I never said that, did I? and that's why I said I am wearing a baseball catcher's glove. The energy goes 99% to my poor hand. Sure
In this case the ball is douing no work on the ball. And I am doing negative work on the ball.
3) has no answer yet, can you tell me a case when I stop the ball with my hand doing no (or less) work?

Thanks a lot

In the first case, that of the glove, let's suppose that your hand doesn't move at all. Well, the KE of the ball will transform in work done by the glove and your hand tissues, resisting the braking ball and deforming elastically. The ball will also deform elastically, and if it does not rebound, when the deformations disappear and everything regains its former shape, all the KE the ball had will have turned into heat, rising the temperature of the glove, the hand, the ball, and the surrounding air...

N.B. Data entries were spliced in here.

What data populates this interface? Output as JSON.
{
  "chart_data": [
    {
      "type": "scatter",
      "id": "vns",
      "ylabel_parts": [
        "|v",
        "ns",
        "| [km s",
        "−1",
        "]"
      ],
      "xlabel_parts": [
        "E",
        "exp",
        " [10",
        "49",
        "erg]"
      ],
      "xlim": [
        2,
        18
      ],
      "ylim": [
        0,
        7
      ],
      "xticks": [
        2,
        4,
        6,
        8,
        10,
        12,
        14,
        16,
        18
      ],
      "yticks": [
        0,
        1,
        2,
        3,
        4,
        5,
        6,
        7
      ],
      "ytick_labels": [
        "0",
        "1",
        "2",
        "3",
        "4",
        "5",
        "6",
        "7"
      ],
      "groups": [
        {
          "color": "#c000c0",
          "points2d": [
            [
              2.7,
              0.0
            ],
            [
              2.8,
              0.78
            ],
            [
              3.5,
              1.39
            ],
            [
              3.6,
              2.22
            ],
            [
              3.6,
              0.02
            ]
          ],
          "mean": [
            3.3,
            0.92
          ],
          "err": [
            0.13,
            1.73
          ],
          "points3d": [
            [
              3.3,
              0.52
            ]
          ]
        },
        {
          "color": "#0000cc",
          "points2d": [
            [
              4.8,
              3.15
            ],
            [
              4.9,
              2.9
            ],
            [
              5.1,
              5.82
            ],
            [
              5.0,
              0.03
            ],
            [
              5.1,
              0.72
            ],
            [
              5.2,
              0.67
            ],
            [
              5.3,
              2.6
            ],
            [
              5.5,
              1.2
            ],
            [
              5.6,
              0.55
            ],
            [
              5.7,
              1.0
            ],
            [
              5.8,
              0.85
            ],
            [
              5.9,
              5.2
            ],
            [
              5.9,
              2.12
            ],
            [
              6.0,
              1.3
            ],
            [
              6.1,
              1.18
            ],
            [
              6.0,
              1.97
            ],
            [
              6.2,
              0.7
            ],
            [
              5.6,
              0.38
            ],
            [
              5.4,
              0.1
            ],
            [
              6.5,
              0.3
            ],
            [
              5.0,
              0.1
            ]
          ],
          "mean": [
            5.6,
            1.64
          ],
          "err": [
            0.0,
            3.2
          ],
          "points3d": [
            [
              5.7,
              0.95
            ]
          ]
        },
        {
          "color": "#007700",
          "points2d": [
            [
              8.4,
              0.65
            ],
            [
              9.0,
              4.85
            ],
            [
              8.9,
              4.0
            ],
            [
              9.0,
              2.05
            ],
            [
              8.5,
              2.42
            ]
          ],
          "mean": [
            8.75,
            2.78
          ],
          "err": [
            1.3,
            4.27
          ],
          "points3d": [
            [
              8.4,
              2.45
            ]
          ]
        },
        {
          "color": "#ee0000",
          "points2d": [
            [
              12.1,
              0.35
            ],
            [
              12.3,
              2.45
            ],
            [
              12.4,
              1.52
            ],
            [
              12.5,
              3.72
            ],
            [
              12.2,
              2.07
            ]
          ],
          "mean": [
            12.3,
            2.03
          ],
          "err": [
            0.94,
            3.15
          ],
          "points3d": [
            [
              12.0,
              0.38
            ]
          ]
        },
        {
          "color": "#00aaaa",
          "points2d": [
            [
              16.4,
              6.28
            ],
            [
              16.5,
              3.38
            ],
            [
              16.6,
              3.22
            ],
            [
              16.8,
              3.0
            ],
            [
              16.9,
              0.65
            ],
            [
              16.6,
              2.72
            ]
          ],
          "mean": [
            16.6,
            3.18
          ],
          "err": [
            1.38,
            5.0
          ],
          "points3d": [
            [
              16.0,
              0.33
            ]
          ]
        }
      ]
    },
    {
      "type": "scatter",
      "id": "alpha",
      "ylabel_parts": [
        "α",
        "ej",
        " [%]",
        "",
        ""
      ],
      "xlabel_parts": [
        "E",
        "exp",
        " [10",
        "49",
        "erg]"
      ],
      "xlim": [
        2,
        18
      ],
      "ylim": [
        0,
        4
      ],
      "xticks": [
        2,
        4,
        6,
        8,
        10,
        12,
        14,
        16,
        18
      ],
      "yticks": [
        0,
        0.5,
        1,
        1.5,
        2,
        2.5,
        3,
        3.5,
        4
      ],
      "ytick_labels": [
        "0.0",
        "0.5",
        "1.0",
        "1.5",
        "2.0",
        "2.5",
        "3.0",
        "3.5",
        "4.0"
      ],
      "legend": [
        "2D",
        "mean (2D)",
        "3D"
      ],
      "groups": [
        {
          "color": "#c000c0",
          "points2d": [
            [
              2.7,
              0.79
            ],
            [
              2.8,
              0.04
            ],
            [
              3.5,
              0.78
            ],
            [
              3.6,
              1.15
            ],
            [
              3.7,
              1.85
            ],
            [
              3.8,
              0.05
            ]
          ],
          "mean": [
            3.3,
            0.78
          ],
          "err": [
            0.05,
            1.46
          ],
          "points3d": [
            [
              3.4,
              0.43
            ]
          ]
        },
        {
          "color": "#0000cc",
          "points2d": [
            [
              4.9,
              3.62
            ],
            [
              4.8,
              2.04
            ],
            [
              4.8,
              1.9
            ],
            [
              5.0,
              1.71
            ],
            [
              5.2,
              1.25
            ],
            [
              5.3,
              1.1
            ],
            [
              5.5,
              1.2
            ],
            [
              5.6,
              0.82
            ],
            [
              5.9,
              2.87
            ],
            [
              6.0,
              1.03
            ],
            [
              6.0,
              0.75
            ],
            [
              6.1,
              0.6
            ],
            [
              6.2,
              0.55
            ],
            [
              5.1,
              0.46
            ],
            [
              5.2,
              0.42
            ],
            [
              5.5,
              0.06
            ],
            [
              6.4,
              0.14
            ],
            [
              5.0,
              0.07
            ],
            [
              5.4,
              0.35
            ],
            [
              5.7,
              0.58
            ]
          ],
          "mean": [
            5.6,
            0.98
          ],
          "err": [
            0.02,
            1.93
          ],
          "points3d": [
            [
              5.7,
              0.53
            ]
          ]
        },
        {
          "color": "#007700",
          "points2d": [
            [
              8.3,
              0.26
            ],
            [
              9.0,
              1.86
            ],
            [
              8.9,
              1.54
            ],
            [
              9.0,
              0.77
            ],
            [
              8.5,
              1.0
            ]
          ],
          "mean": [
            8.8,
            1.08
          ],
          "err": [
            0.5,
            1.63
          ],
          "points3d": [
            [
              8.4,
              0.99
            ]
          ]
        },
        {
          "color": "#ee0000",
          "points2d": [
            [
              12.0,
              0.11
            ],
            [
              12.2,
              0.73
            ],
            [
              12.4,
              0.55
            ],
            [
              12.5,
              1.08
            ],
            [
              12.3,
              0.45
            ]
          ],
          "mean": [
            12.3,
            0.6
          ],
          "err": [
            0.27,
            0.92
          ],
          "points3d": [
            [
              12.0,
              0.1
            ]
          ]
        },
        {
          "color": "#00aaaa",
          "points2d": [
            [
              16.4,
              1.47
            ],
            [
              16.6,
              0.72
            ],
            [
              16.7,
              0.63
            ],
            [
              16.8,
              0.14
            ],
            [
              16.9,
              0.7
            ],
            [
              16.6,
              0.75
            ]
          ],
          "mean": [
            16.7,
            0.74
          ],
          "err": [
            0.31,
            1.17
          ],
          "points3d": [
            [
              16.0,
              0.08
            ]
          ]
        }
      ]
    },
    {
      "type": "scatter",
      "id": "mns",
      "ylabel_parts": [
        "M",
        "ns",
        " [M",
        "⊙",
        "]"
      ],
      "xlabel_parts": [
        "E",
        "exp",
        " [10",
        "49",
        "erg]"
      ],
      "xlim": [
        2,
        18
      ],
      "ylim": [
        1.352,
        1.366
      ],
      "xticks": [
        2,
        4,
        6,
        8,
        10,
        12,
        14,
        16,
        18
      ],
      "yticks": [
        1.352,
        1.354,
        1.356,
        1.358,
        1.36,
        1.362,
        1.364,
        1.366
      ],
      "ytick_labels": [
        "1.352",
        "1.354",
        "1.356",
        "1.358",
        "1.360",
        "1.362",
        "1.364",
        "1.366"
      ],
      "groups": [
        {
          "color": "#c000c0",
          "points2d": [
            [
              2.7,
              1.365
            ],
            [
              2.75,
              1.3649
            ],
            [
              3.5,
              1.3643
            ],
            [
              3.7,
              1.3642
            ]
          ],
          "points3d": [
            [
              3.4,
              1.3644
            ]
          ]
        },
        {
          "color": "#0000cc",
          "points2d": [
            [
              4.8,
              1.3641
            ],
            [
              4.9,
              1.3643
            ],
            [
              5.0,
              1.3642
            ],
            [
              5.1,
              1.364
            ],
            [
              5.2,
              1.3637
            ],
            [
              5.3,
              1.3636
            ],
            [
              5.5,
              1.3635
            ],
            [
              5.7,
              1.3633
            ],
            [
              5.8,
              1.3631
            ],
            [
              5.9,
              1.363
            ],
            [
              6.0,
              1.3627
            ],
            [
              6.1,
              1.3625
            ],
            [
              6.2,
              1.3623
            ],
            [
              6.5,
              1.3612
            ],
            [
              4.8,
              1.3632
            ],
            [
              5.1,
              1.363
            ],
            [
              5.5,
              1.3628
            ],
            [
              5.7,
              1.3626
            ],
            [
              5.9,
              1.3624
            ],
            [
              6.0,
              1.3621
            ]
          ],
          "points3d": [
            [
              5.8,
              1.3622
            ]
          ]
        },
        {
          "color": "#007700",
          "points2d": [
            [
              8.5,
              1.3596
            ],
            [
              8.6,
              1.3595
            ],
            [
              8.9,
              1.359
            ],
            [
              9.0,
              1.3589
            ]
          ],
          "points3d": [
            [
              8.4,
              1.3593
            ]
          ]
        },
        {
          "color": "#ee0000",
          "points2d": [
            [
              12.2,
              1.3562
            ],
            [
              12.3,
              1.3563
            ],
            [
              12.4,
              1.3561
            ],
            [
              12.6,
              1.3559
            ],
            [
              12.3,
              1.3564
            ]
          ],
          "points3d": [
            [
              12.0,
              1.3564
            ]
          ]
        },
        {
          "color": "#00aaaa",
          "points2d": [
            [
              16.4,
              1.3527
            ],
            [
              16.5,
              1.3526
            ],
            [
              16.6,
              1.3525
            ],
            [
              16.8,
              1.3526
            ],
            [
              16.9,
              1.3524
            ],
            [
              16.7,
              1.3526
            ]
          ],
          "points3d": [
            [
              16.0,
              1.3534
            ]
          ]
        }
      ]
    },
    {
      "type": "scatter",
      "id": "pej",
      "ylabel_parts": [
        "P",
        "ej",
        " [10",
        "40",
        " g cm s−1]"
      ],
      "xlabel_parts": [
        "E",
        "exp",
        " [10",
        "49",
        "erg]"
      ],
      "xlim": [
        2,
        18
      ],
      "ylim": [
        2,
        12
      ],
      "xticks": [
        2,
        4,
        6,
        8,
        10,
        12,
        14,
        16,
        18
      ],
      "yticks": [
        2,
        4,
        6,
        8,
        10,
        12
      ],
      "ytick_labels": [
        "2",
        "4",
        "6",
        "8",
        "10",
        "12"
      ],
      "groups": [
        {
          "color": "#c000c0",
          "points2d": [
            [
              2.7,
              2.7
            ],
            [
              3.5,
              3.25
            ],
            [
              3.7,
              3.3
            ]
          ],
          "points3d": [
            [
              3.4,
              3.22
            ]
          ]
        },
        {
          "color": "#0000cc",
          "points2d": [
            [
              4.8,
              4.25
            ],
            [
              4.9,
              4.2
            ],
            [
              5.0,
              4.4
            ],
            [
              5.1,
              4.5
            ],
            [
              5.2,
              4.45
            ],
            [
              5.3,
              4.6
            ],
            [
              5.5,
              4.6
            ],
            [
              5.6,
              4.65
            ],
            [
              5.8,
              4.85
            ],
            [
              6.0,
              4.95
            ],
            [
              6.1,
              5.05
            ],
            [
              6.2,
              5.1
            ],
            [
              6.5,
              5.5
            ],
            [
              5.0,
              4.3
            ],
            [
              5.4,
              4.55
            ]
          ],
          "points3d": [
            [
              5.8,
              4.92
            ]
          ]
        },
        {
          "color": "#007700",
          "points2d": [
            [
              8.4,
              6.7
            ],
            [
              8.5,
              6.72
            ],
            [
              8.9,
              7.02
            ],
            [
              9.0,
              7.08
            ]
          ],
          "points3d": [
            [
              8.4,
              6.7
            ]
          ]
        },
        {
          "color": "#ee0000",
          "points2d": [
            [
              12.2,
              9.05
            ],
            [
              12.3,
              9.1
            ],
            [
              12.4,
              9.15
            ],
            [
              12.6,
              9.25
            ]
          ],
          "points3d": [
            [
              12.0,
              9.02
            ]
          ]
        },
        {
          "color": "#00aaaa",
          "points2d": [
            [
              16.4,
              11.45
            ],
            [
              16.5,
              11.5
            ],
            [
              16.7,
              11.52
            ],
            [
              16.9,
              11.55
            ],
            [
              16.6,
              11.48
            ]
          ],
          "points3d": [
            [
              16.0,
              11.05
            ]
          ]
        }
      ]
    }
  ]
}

If your hand were indeformable, and didn't move at all when struck by the ball, all the elastic deformations mentioned above will take place in the ball only...

 

[bobie]

In the first case, that of the glove, let's suppose that your hand doesn't move at all. Well, the KE of the ball will transform in work done by the glove and your hand tissues, resisting the braking ball and deforming elastically. The ball will also deform elastically, and if it does not rebound, when the deformations disappear and everything regains its former shape, all the KE the ball had will have turned into heat, rising the temperature of the glove, the hand, the ball, and the surrounding air...

If your hand were indeformable, and didn't move at all when struck by the ball, all the elastic deformations mentioned above will take place in the ball only...

Ok i know all that, but all in all I suppose my hand (and glove) are still doing 95% of the work and it it is a stone even 99. When can I do zero work?

 

[NTW]

Ok i know all that, but all in all I suppose my hand (and glove) are still doing 95% of the work and it it is a stone even 99. When can I do zero work?

I'm not sure of that 95%, but all the KE will go into the ball, in other energy form, and possibly ending up in heat, if you have a fully indeformable and immobile hand and glove...

 

[haruspex]

So, I have learned that if I want to stop a ball (E = k) I must spend k J of energy doing work in the direction opposite to its v:
I hold up my hand and stop it . I have done negative work on the ball and spent k J

No, if you have done negative work then you have not spent k J, you have absorbed k J. The ball does k J, you do -k J (i.e. absorb k J), and the total work done is 0 (which is correct).

 

[Nugatory]

I do not have a specific question, if you have, I'd appreciate it. I just want to know in general:

A thread that starts this way isn't going to respond well the homework help process, and this one is no exception.